Высокая макуша - Алексей Корнеев
Шрифт:
Интервал:
Закладка:
Мать родила на следующий день. Перед этим она охала и морщилась, поддерживая пухлый живот, потом уложила ее хозяйка на хоры[2], задернув занавесом, и пошла куда-то. Вернулась с высохшей сгорбленной старушкой — вела ее так, словно боялась сломать, как прошлогоднюю былинку. Руки у старушки были похожи на обрезанные яблоневые сучочки.
— Ох, наказание ты божие, — не сказала, а проскрипела она слабым голосом. — Совсем негодная я стала, Степанидушка.
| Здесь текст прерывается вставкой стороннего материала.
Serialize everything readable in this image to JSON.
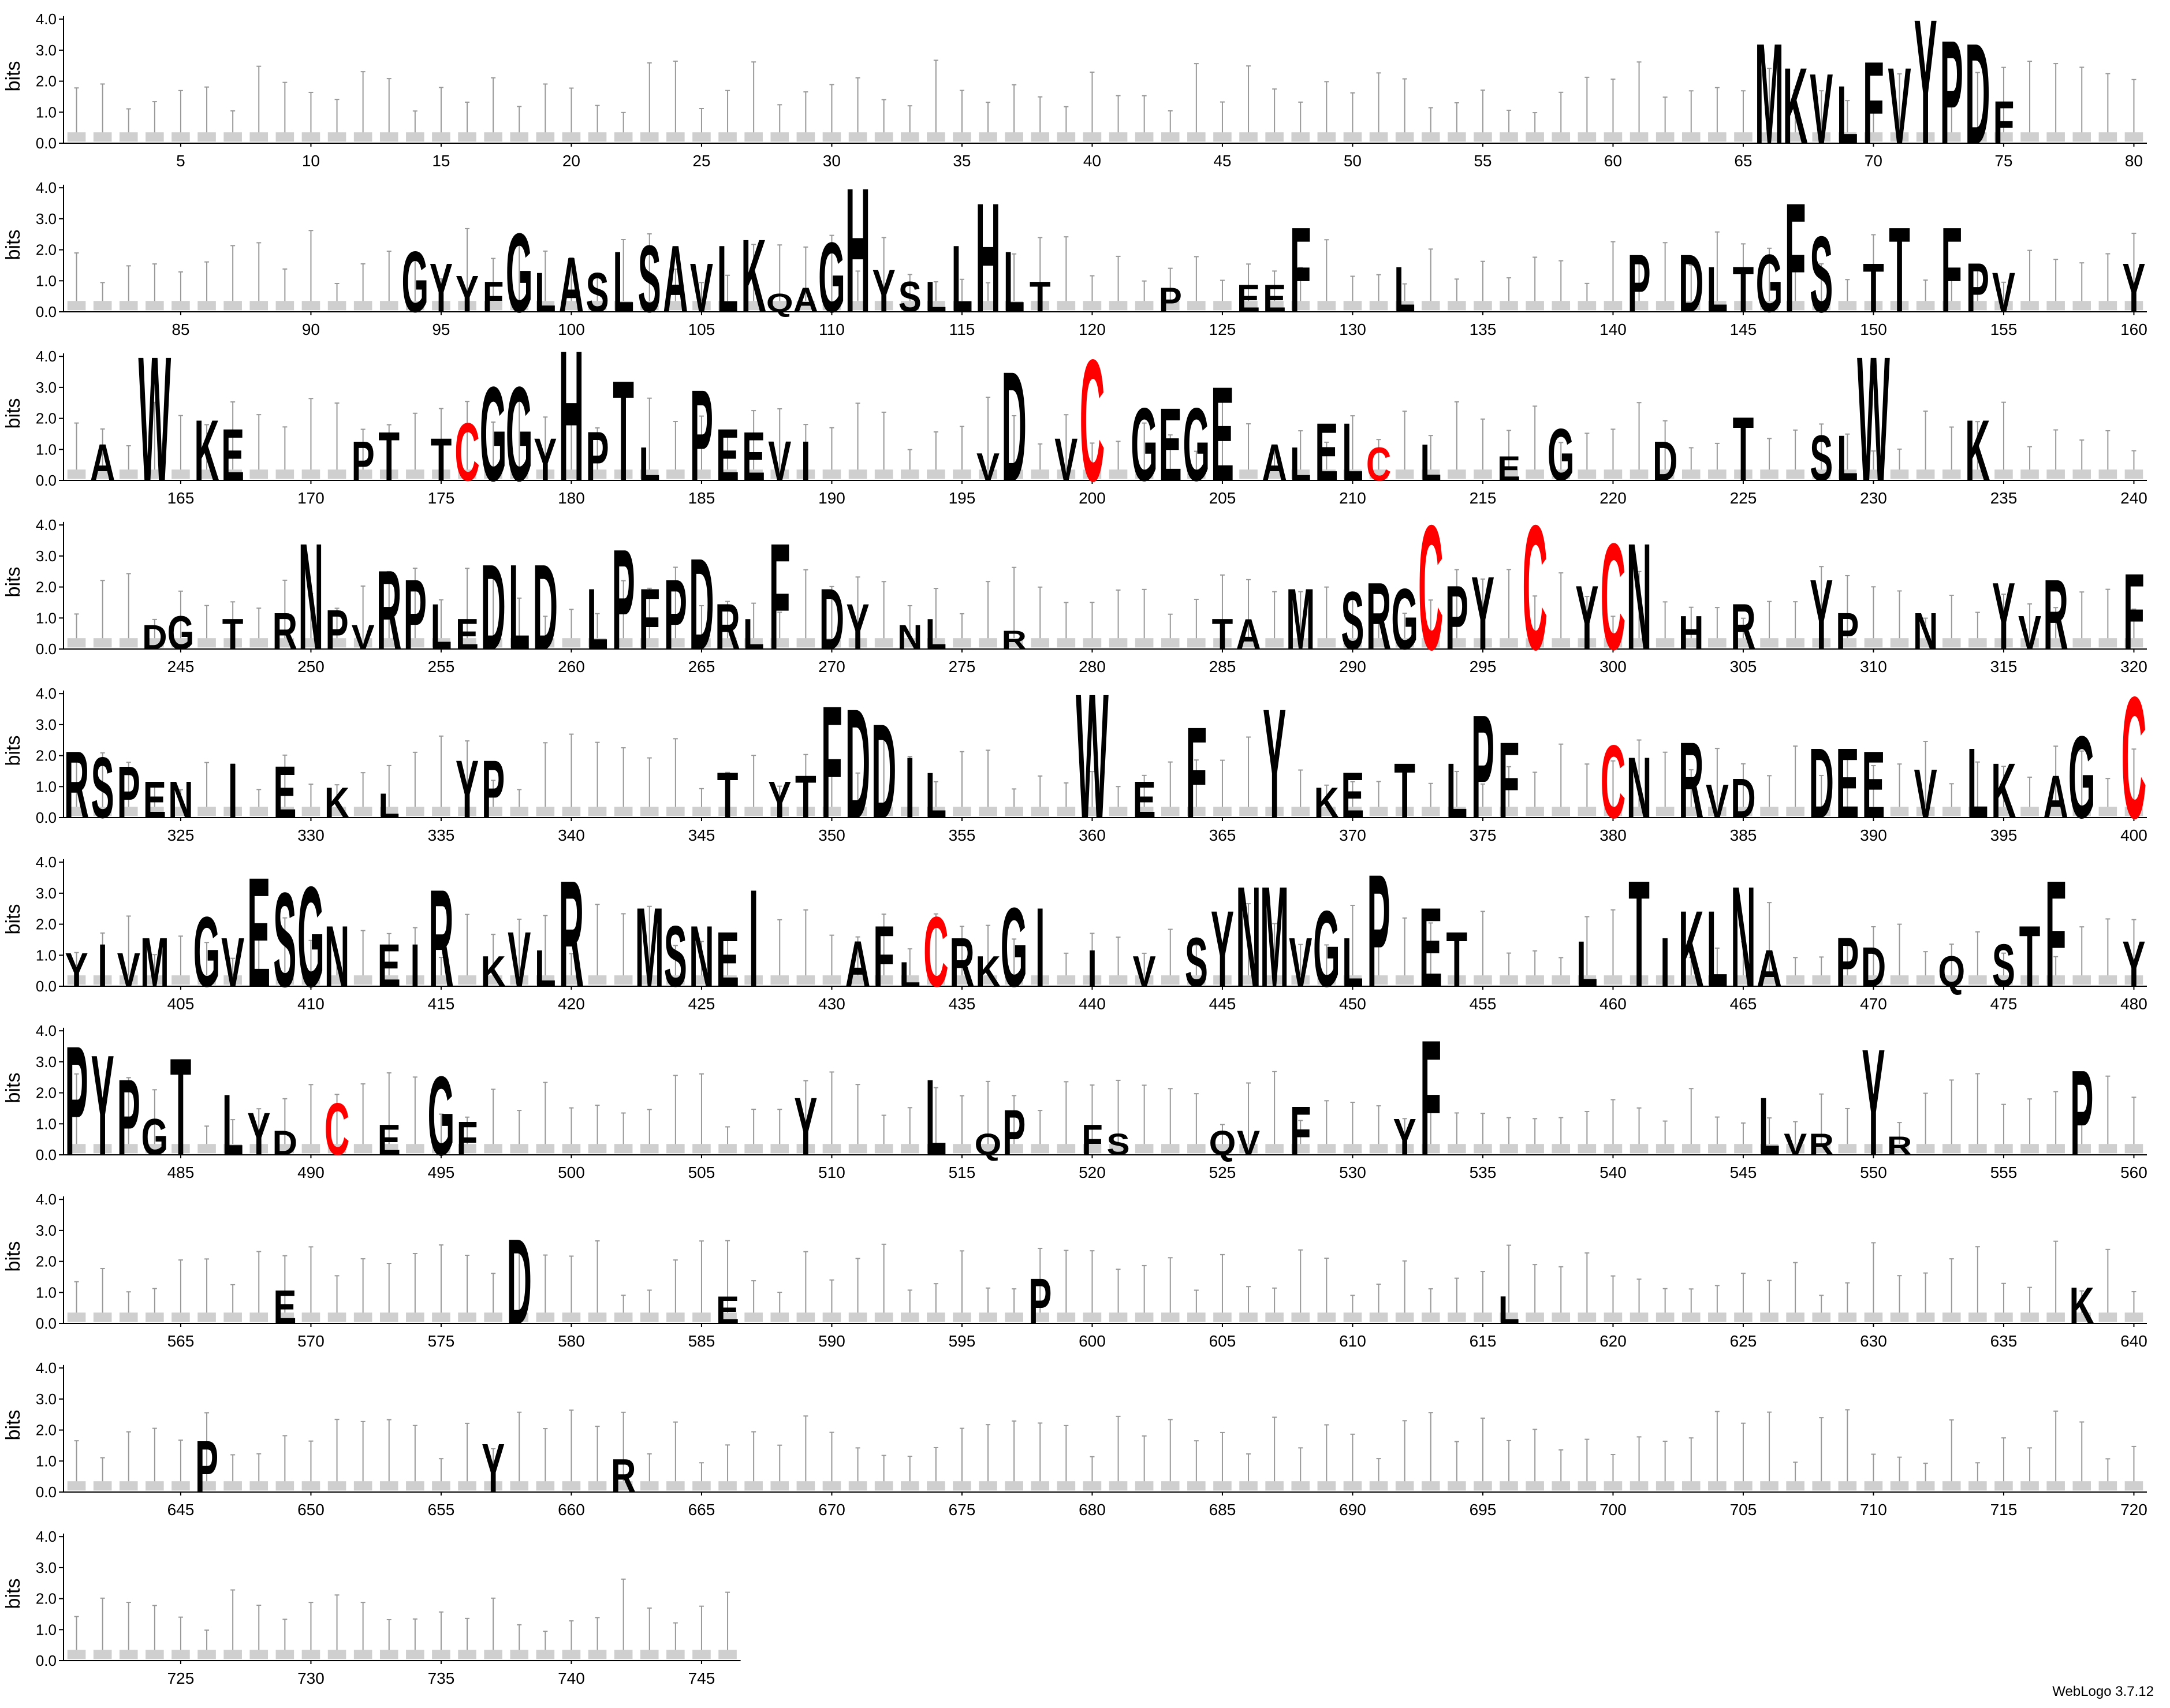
{
  "chart_data": {
    "type": "sequence-logo",
    "ylabel": "bits",
    "ylim": [
      0,
      4.32
    ],
    "yticks": [
      "0.0",
      "1.0",
      "2.0",
      "3.0",
      "4.0"
    ],
    "positions_per_row": 80,
    "sequence_length": 746,
    "highlight_residue": "C",
    "colors": {
      "default": "#000000",
      "cysteine": "#ff0000",
      "errorbar": "#999999"
    },
    "letters": [
      [
        66,
        "M",
        3.3
      ],
      [
        67,
        "K",
        2.5
      ],
      [
        68,
        "V",
        2.3
      ],
      [
        69,
        "L",
        1.9
      ],
      [
        70,
        "F",
        2.7
      ],
      [
        71,
        "V",
        2.5
      ],
      [
        72,
        "Y",
        4.1
      ],
      [
        73,
        "P",
        3.4
      ],
      [
        74,
        "D",
        3.3
      ],
      [
        75,
        "F",
        1.4
      ],
      [
        94,
        "G",
        2.0
      ],
      [
        95,
        "Y",
        1.6
      ],
      [
        96,
        "Y",
        1.2
      ],
      [
        97,
        "F",
        1.0
      ],
      [
        98,
        "G",
        2.6
      ],
      [
        99,
        "L",
        1.3
      ],
      [
        100,
        "A",
        1.8
      ],
      [
        101,
        "S",
        1.3
      ],
      [
        102,
        "L",
        2.0
      ],
      [
        103,
        "S",
        2.2
      ],
      [
        104,
        "A",
        2.2
      ],
      [
        105,
        "V",
        1.6
      ],
      [
        106,
        "L",
        2.2
      ],
      [
        107,
        "K",
        2.4
      ],
      [
        108,
        "Q",
        0.6
      ],
      [
        109,
        "A",
        0.8
      ],
      [
        110,
        "G",
        2.3
      ],
      [
        111,
        "H",
        4.1
      ],
      [
        112,
        "Y",
        1.4
      ],
      [
        113,
        "S",
        1.0
      ],
      [
        114,
        "L",
        1.0
      ],
      [
        115,
        "L",
        2.2
      ],
      [
        116,
        "H",
        3.6
      ],
      [
        117,
        "L",
        2.0
      ],
      [
        118,
        "T",
        1.0
      ],
      [
        123,
        "P",
        0.8
      ],
      [
        126,
        "E",
        0.9
      ],
      [
        127,
        "E",
        0.9
      ],
      [
        128,
        "F",
        2.8
      ],
      [
        132,
        "L",
        1.5
      ],
      [
        141,
        "P",
        1.9
      ],
      [
        143,
        "D",
        1.9
      ],
      [
        144,
        "L",
        1.5
      ],
      [
        145,
        "T",
        1.5
      ],
      [
        146,
        "G",
        1.9
      ],
      [
        147,
        "F",
        3.6
      ],
      [
        148,
        "S",
        2.5
      ],
      [
        150,
        "T",
        1.6
      ],
      [
        151,
        "T",
        2.8
      ],
      [
        153,
        "F",
        2.8
      ],
      [
        154,
        "P",
        1.6
      ],
      [
        155,
        "V",
        1.3
      ],
      [
        160,
        "Y",
        1.6
      ],
      [
        162,
        "A",
        1.2
      ],
      [
        164,
        "W",
        4.1
      ],
      [
        166,
        "K",
        2.0
      ],
      [
        167,
        "E",
        1.7
      ],
      [
        172,
        "P",
        1.3
      ],
      [
        173,
        "T",
        1.6
      ],
      [
        175,
        "T",
        1.4
      ],
      [
        176,
        "C",
        1.9
      ],
      [
        177,
        "G",
        3.1
      ],
      [
        178,
        "G",
        3.1
      ],
      [
        179,
        "Y",
        1.4
      ],
      [
        180,
        "H",
        4.3
      ],
      [
        181,
        "P",
        1.6
      ],
      [
        182,
        "T",
        3.3
      ],
      [
        183,
        "L",
        1.1
      ],
      [
        185,
        "P",
        3.0
      ],
      [
        186,
        "E",
        1.7
      ],
      [
        187,
        "E",
        1.6
      ],
      [
        188,
        "V",
        1.3
      ],
      [
        189,
        "I",
        1.3
      ],
      [
        196,
        "V",
        0.9
      ],
      [
        197,
        "D",
        3.6
      ],
      [
        199,
        "V",
        1.4
      ],
      [
        200,
        "C",
        4.0
      ],
      [
        202,
        "G",
        2.4
      ],
      [
        203,
        "E",
        2.4
      ],
      [
        204,
        "G",
        2.4
      ],
      [
        205,
        "E",
        3.1
      ],
      [
        207,
        "A",
        1.2
      ],
      [
        208,
        "L",
        1.1
      ],
      [
        209,
        "E",
        1.9
      ],
      [
        210,
        "L",
        1.9
      ],
      [
        211,
        "C",
        1.1
      ],
      [
        213,
        "L",
        1.2
      ],
      [
        216,
        "E",
        0.8
      ],
      [
        218,
        "G",
        1.7
      ],
      [
        222,
        "D",
        1.3
      ],
      [
        225,
        "T",
        2.1
      ],
      [
        228,
        "S",
        1.5
      ],
      [
        229,
        "L",
        1.5
      ],
      [
        230,
        "W",
        4.1
      ],
      [
        234,
        "K",
        2.0
      ],
      [
        244,
        "D",
        0.8
      ],
      [
        245,
        "G",
        1.1
      ],
      [
        247,
        "T",
        1.0
      ],
      [
        249,
        "R",
        1.2
      ],
      [
        250,
        "N",
        3.5
      ],
      [
        251,
        "P",
        1.3
      ],
      [
        252,
        "V",
        0.8
      ],
      [
        253,
        "R",
        2.6
      ],
      [
        254,
        "P",
        2.3
      ],
      [
        255,
        "L",
        1.5
      ],
      [
        256,
        "E",
        1.0
      ],
      [
        257,
        "D",
        2.8
      ],
      [
        258,
        "L",
        2.8
      ],
      [
        259,
        "D",
        2.8
      ],
      [
        261,
        "L",
        2.0
      ],
      [
        262,
        "P",
        3.3
      ],
      [
        263,
        "F",
        2.0
      ],
      [
        264,
        "P",
        2.3
      ],
      [
        265,
        "D",
        3.0
      ],
      [
        266,
        "R",
        1.5
      ],
      [
        267,
        "L",
        1.0
      ],
      [
        268,
        "F",
        3.5
      ],
      [
        270,
        "D",
        2.0
      ],
      [
        271,
        "Y",
        1.5
      ],
      [
        273,
        "N",
        0.8
      ],
      [
        274,
        "L",
        1.0
      ],
      [
        277,
        "R",
        0.6
      ],
      [
        285,
        "T",
        1.0
      ],
      [
        286,
        "A",
        1.0
      ],
      [
        288,
        "M",
        2.0
      ],
      [
        290,
        "S",
        1.9
      ],
      [
        291,
        "R",
        2.2
      ],
      [
        292,
        "G",
        2.0
      ],
      [
        293,
        "C",
        4.1
      ],
      [
        294,
        "P",
        2.1
      ],
      [
        295,
        "Y",
        2.4
      ],
      [
        297,
        "C",
        4.1
      ],
      [
        299,
        "Y",
        2.1
      ],
      [
        300,
        "C",
        3.5
      ],
      [
        301,
        "N",
        3.5
      ],
      [
        303,
        "H",
        1.1
      ],
      [
        305,
        "R",
        1.5
      ],
      [
        308,
        "Y",
        2.3
      ],
      [
        309,
        "P",
        1.2
      ],
      [
        312,
        "N",
        1.2
      ],
      [
        315,
        "Y",
        2.2
      ],
      [
        316,
        "V",
        1.1
      ],
      [
        317,
        "R",
        2.3
      ],
      [
        320,
        "F",
        2.5
      ],
      [
        321,
        "R",
        2.2
      ],
      [
        322,
        "S",
        2.0
      ],
      [
        323,
        "P",
        1.7
      ],
      [
        324,
        "E",
        1.2
      ],
      [
        325,
        "N",
        1.2
      ],
      [
        327,
        "I",
        1.8
      ],
      [
        329,
        "E",
        1.7
      ],
      [
        331,
        "K",
        1.0
      ],
      [
        333,
        "L",
        0.8
      ],
      [
        336,
        "Y",
        1.9
      ],
      [
        337,
        "P",
        1.9
      ],
      [
        346,
        "T",
        1.5
      ],
      [
        348,
        "Y",
        1.2
      ],
      [
        349,
        "T",
        1.4
      ],
      [
        350,
        "F",
        3.7
      ],
      [
        351,
        "D",
        3.6
      ],
      [
        352,
        "D",
        3.1
      ],
      [
        353,
        "I",
        2.0
      ],
      [
        354,
        "L",
        1.5
      ],
      [
        360,
        "W",
        4.1
      ],
      [
        362,
        "E",
        1.2
      ],
      [
        364,
        "F",
        3.0
      ],
      [
        367,
        "Y",
        3.6
      ],
      [
        369,
        "K",
        1.0
      ],
      [
        370,
        "E",
        1.5
      ],
      [
        372,
        "T",
        1.8
      ],
      [
        374,
        "L",
        1.8
      ],
      [
        375,
        "P",
        3.4
      ],
      [
        376,
        "F",
        2.5
      ],
      [
        380,
        "C",
        2.4
      ],
      [
        381,
        "N",
        2.0
      ],
      [
        383,
        "R",
        2.5
      ],
      [
        384,
        "V",
        1.1
      ],
      [
        385,
        "D",
        1.3
      ],
      [
        388,
        "D",
        2.3
      ],
      [
        389,
        "E",
        2.3
      ],
      [
        390,
        "E",
        2.2
      ],
      [
        392,
        "V",
        1.6
      ],
      [
        394,
        "L",
        2.3
      ],
      [
        395,
        "K",
        1.8
      ],
      [
        397,
        "A",
        1.4
      ],
      [
        398,
        "G",
        2.7
      ],
      [
        400,
        "C",
        4.0
      ],
      [
        401,
        "Y",
        1.1
      ],
      [
        402,
        "I",
        1.4
      ],
      [
        403,
        "V",
        1.1
      ],
      [
        404,
        "M",
        1.6
      ],
      [
        406,
        "G",
        2.3
      ],
      [
        407,
        "V",
        1.6
      ],
      [
        408,
        "E",
        3.6
      ],
      [
        409,
        "S",
        3.1
      ],
      [
        410,
        "G",
        3.3
      ],
      [
        411,
        "N",
        2.0
      ],
      [
        413,
        "E",
        1.4
      ],
      [
        414,
        "I",
        1.4
      ],
      [
        415,
        "R",
        3.2
      ],
      [
        417,
        "K",
        1.0
      ],
      [
        418,
        "V",
        1.8
      ],
      [
        419,
        "L",
        1.2
      ],
      [
        420,
        "R",
        3.5
      ],
      [
        423,
        "M",
        2.6
      ],
      [
        424,
        "S",
        2.0
      ],
      [
        425,
        "N",
        2.0
      ],
      [
        426,
        "E",
        1.8
      ],
      [
        427,
        "I",
        3.2
      ],
      [
        431,
        "A",
        1.5
      ],
      [
        432,
        "F",
        2.0
      ],
      [
        433,
        "L",
        0.8
      ],
      [
        434,
        "C",
        2.3
      ],
      [
        435,
        "R",
        1.6
      ],
      [
        436,
        "K",
        1.0
      ],
      [
        437,
        "G",
        2.6
      ],
      [
        438,
        "I",
        2.6
      ],
      [
        440,
        "I",
        1.2
      ],
      [
        442,
        "V",
        1.0
      ],
      [
        444,
        "S",
        1.6
      ],
      [
        445,
        "Y",
        2.5
      ],
      [
        446,
        "N",
        3.3
      ],
      [
        447,
        "M",
        3.3
      ],
      [
        448,
        "V",
        1.6
      ],
      [
        449,
        "G",
        2.5
      ],
      [
        450,
        "L",
        1.6
      ],
      [
        451,
        "P",
        3.7
      ],
      [
        453,
        "E",
        2.6
      ],
      [
        454,
        "T",
        1.8
      ],
      [
        459,
        "L",
        1.5
      ],
      [
        461,
        "T",
        3.5
      ],
      [
        462,
        "I",
        1.6
      ],
      [
        463,
        "K",
        2.5
      ],
      [
        464,
        "L",
        2.5
      ],
      [
        465,
        "N",
        3.3
      ],
      [
        466,
        "A",
        1.2
      ],
      [
        469,
        "P",
        1.6
      ],
      [
        470,
        "D",
        1.3
      ],
      [
        473,
        "Q",
        1.0
      ],
      [
        475,
        "S",
        1.4
      ],
      [
        476,
        "T",
        2.0
      ],
      [
        477,
        "F",
        3.5
      ],
      [
        480,
        "Y",
        1.5
      ],
      [
        481,
        "P",
        3.6
      ],
      [
        482,
        "Y",
        3.3
      ],
      [
        483,
        "P",
        2.5
      ],
      [
        484,
        "G",
        1.2
      ],
      [
        485,
        "T",
        3.2
      ],
      [
        487,
        "L",
        2.0
      ],
      [
        488,
        "Y",
        1.4
      ],
      [
        489,
        "D",
        0.8
      ],
      [
        491,
        "C",
        1.7
      ],
      [
        493,
        "E",
        1.0
      ],
      [
        495,
        "G",
        2.6
      ],
      [
        496,
        "F",
        1.1
      ],
      [
        509,
        "Y",
        1.9
      ],
      [
        514,
        "L",
        2.5
      ],
      [
        516,
        "Q",
        0.7
      ],
      [
        517,
        "P",
        1.5
      ],
      [
        520,
        "F",
        1.0
      ],
      [
        521,
        "S",
        0.7
      ],
      [
        525,
        "Q",
        0.8
      ],
      [
        526,
        "V",
        0.8
      ],
      [
        528,
        "F",
        1.6
      ],
      [
        532,
        "Y",
        1.2
      ],
      [
        533,
        "F",
        3.8
      ],
      [
        546,
        "L",
        1.9
      ],
      [
        547,
        "V",
        0.7
      ],
      [
        548,
        "R",
        0.7
      ],
      [
        550,
        "Y",
        3.5
      ],
      [
        551,
        "R",
        0.6
      ],
      [
        558,
        "P",
        2.8
      ],
      [
        569,
        "E",
        1.1
      ],
      [
        578,
        "D",
        2.8
      ],
      [
        586,
        "E",
        0.9
      ],
      [
        598,
        "P",
        1.5
      ],
      [
        616,
        "L",
        0.9
      ],
      [
        638,
        "K",
        1.2
      ],
      [
        646,
        "P",
        1.7
      ],
      [
        657,
        "Y",
        1.6
      ],
      [
        662,
        "R",
        1.1
      ]
    ]
  },
  "credit": "WebLogo 3.7.12"
}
Помрем ненароком в одночасье… с твоей хватеранкой… Кто ответ будет держать перед господом?
— Ладно, баб, постарайся уж… Не погибать же ей!.. — И хозяйка спохватилась, замахала на своих и на нас, кроме маленькой Клавки: — На улицу, ребятки, на улицу. Ступайте себе, потом придете…
Мы догадались, что явилась бабушка-повивуха. Шурка заплакала, боясь, что помрет наша мать, а хозяйка успокоила, ласково проводила ее до порога:
— Не плачь, не плачь, детка, ничего не будет с твоей матерью… Будет у вас новый мальчик или девочка, только и всего.
Делать нечего, пошли мы на улицу, да и забегались там до сумерек. А когда вернулись, бабушки в доме уже не было, и тетка Степа взяла Шурку за руку, подвела к хорам:
— Жива твоя мать, жива… вот, погляди-кось…
Там, за занавесом, раздалось тоненько «уа, уа», все переглянулись, улыбаясь, а Шурка выскочила оттуда, засияла от радости:
— Мальчик… вот такоечка, — и развела слегка руками…
Два дня мать лежала за занавесом, не подавая голоса, и только на третий стала подниматься — то на хорах посидит, то по дому пройдется. А потом засобиралась со мной на мельницу.
— Погодила бы ты, милуш, — попыталась остановить ее хозяйка. — Надорвешься или застудишься, что тогда?
— Кто ж об нас позаботится, — безвольно ответила мать. — Помру, туда и дорога.
— А ребят своих на кого оставишь?
Но эти слова не остановили нашу мать. Мы насыпали в мешок всю рожь и пшеницу, что выменяли по деревням, положили в санки и подались на ближнюю мельницу, на речку с не совсем понятным названием Солова. За деревней дорога спустилась в глубокую лощину, повела нас мимо дубового леска все ниже и ниже, все лощиной да лощиной, и вывела к речке, откуда открылся вид на длинную, растянутую за долиной деревню.
— Вон и Приволье, — сказала мать, — там и мельница. Авось, бог даст, и смелем, будет у нас свой хлебушек… Хозяйка-то наша хоть и добрая, да не сестра ить родная…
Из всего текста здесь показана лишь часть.